Cybercrime remains rife, despite the efforts to combat it. In a recent court case, the court reaffirmed the legal position as to who bears responsibility for payment where a third-party accesses an email system, changes the banking details, and payment is made into an incorrect account.
In brief, the facts of the matter under discussion are as follows:
Dealer 1 bought a car from Dealer 2. These dealers are dealers of the same car brand. Dealer 2 sent confirmation of banking details to Dealer 1 via email. Unbeknown to Dealer 2, its email system had been accessed by a third-party, who changed the banking details.
Dealer 1 proceeded to make payment without taking any steps to verify the account details. It later transpired that the payment was made into the incorrect bank account. Subsequently, Dealer 2 instituted action against Dealer 1 for non-payment of the purchase price.
Fraudulent activity of spoofing
In this case, it was important that, a few years before the incident, there was a notification to all the dealerships of this car brand warning them of the fraudulent activity of spoofing – whereby criminals access email systems and change banking account details.
To guard against such activities, the dealers had a protocol in place which required them to take steps to verify the banking details before making a payment. A principal at each dealership had to approve the payment requests. Therefore, salespersons could not make a payment without getting the principals’ approval. In this case, the salesperson of Dealer 1 did not verify the banking details. Additionally, the principal of Dealer 1, before approving the payment, had asked the salesperson whether she had verified the banking details, who responded affirmatively.

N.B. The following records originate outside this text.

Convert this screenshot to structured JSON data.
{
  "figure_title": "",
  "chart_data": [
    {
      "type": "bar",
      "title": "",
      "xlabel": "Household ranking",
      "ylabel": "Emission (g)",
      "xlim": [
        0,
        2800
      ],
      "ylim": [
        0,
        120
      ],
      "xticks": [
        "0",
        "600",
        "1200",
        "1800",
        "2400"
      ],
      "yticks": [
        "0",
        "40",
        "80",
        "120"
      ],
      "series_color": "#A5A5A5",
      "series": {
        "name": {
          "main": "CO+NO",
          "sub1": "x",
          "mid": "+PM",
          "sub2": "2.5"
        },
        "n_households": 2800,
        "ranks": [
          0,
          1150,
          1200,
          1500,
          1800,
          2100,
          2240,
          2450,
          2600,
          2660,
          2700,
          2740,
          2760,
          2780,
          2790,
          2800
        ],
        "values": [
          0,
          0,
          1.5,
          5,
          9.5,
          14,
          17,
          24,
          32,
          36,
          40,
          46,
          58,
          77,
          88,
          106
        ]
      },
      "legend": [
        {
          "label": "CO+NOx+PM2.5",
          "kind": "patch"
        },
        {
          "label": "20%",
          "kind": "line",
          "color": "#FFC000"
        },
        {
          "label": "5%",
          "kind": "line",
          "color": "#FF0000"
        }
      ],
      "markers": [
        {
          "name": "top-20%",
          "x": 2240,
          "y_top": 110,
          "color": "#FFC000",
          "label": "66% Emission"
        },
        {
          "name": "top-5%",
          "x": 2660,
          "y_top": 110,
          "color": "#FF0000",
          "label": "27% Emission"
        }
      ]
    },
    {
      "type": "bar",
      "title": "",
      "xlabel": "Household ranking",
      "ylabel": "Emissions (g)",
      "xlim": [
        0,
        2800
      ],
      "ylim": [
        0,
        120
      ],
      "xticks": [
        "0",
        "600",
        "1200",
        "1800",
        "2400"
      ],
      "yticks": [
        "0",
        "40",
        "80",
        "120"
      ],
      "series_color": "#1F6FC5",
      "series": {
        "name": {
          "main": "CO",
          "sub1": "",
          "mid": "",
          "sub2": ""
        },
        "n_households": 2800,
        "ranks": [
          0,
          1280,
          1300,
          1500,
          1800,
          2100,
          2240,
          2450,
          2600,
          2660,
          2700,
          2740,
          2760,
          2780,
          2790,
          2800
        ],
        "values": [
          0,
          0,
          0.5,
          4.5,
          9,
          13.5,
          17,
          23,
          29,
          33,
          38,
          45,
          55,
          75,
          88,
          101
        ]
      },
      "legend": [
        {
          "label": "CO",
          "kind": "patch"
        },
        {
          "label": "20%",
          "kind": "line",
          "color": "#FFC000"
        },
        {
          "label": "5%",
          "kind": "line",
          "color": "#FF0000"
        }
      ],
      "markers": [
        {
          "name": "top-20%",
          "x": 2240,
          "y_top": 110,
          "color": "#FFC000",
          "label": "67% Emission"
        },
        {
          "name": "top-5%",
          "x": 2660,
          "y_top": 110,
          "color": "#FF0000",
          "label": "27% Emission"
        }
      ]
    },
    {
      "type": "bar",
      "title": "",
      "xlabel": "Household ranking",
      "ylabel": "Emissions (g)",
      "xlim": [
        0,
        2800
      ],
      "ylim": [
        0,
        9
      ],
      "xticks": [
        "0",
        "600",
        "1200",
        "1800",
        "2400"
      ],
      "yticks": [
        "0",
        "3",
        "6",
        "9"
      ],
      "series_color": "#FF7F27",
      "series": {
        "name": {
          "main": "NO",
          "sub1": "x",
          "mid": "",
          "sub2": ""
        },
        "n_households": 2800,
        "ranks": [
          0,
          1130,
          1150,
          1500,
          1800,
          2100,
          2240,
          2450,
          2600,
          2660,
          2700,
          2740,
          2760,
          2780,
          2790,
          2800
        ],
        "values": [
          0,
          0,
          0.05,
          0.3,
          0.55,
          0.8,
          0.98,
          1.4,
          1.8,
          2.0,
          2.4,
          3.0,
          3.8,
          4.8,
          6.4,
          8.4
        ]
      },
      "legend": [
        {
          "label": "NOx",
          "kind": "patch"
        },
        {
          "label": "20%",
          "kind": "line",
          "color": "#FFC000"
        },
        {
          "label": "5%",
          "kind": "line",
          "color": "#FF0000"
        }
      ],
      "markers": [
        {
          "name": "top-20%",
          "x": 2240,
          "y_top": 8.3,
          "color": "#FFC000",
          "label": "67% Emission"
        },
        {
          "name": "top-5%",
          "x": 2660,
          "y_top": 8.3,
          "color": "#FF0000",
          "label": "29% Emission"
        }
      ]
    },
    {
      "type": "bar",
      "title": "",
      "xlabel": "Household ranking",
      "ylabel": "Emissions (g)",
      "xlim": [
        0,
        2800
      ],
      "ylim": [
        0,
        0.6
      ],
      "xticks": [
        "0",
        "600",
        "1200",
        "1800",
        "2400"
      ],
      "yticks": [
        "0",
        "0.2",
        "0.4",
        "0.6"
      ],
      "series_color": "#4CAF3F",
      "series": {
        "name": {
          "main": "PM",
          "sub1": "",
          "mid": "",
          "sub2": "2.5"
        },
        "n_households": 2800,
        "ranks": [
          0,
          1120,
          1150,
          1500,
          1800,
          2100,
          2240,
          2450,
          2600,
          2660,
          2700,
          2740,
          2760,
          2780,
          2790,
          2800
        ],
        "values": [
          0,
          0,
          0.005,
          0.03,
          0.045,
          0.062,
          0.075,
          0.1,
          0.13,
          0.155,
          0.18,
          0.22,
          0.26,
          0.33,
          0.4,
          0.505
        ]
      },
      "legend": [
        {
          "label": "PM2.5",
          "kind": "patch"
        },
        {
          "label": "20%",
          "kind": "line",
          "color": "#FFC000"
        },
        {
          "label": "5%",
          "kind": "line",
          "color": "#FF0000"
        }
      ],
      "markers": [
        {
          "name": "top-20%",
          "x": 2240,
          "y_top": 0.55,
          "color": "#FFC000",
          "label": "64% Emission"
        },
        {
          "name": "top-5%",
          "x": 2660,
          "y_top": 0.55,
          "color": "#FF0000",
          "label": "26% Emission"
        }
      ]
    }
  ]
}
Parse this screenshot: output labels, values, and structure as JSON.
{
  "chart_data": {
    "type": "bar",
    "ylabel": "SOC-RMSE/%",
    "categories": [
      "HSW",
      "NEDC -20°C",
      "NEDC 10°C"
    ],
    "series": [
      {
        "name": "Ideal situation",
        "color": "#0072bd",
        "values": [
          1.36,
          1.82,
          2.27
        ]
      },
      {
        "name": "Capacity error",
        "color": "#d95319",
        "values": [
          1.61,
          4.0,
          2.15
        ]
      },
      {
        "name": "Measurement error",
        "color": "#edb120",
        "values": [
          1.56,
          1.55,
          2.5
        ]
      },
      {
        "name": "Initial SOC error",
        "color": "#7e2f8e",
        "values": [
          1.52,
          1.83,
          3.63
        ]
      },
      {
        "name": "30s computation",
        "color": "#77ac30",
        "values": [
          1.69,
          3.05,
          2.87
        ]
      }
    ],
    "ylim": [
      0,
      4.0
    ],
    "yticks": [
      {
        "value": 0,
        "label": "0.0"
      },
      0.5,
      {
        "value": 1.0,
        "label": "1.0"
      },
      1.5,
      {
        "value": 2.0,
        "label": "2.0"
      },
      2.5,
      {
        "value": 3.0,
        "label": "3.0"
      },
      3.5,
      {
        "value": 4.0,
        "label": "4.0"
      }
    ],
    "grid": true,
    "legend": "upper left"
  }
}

Dealer 1 raised the defence of estoppel at court and argued that it (Dealer 1) used the banking details received from Dealer 2. After considering a plethora of cases, the court dismissed the defence of estoppel and found in favour of Dealer 2. In arriving at its conclusion, the court considered that all dealerships of this car brand are aware of the ongoing fraudulent activities of this nature. The salesperson who had lied to her principal by saying that she had verified the banking details when she had, in fact, not done so.
Dealer 1’s argument that Dealer 2 should have implemented measures to prevent third parties from accessing its email system could not succeed because it (Dealer 1) did not tender any evidence that there were no measures to prevent such activities and/or evidence showing what Dealer 2 should have done to avoid such incidents.
Cybercrime will always be part of our lives
It is apparent that cybercrime will always be part of our lives and our approach, to combat it, will always be reactive. Whilst there are insurance policies purported to cater for such incidents, there are no guarantees that the policy will pay out for the loss suffered.
Different insurance policies provide different types of coverage. For example, some only assist with the investigation costs, some specifically exclude coverage for losses resulting from hacking incidents, whereas some only cover a certain percentage of the losses 
suffered. Potential policyholders need to assess their risks, with the assistance of an underwriter/broker, and take out appropriate cover.
From the above, it is evident that the debtor bears the ultimate responsibility of verifying banking details before making a payment. One pragmatic step of doing this is to make a telephone call to verify the banking details. Potential policyholders must implement and adhere to protocols intended to guard against cybercrime. Continuous awareness and training of staff members is necessary.
Mthokozisi Maphumulo | Senior Associate | Litigation Attorney | Adams and Adams | mail me |
Related FAQs: email spoofing – who is responsible for payment?
Q: What is the recent court ruling regarding responsibility for payment in cases of email system spoofing?
A: The recent court ruling reaffirms who bears responsibility for payment where the email system is spoofed.
Q: Why is it important to be aware of cybercrime risks in email systems?
A: Understanding cybercrime risks in email systems is crucial to prevent financial losses and maintain data security.
Q: How can individuals protect themselves from email system spoofing?
A: Individuals can protect themselves by being cautious of suspicious emails, avoiding clicking on unknown links and regularly updating security measures.
Q: What are some common cybercrime tactics related to email system spoofing?
A: Common cybercrime tactics include phishing emails, malware attachments and impersonation of legitimate entities through email.
Q: How are businesses affected by cybercrime in email systems?
A: Businesses may face financial losses, data breaches, damage to reputation, and legal implications due to cybercrime in email systems.
Q: Where can I find more information about cybersecurity and cybercrime prevention?
A: You can explore topics related to cybersecurity, cybercrime prevention, and legal responsibility on platforms like Biznews Premium.
Q: How can advertisers protect their online transactions from cybercrime?
A: Advertisers can enhance their online security by implementing secure payment processes. And by training employees on cybersecurity best practices and monitoring for suspicious activities.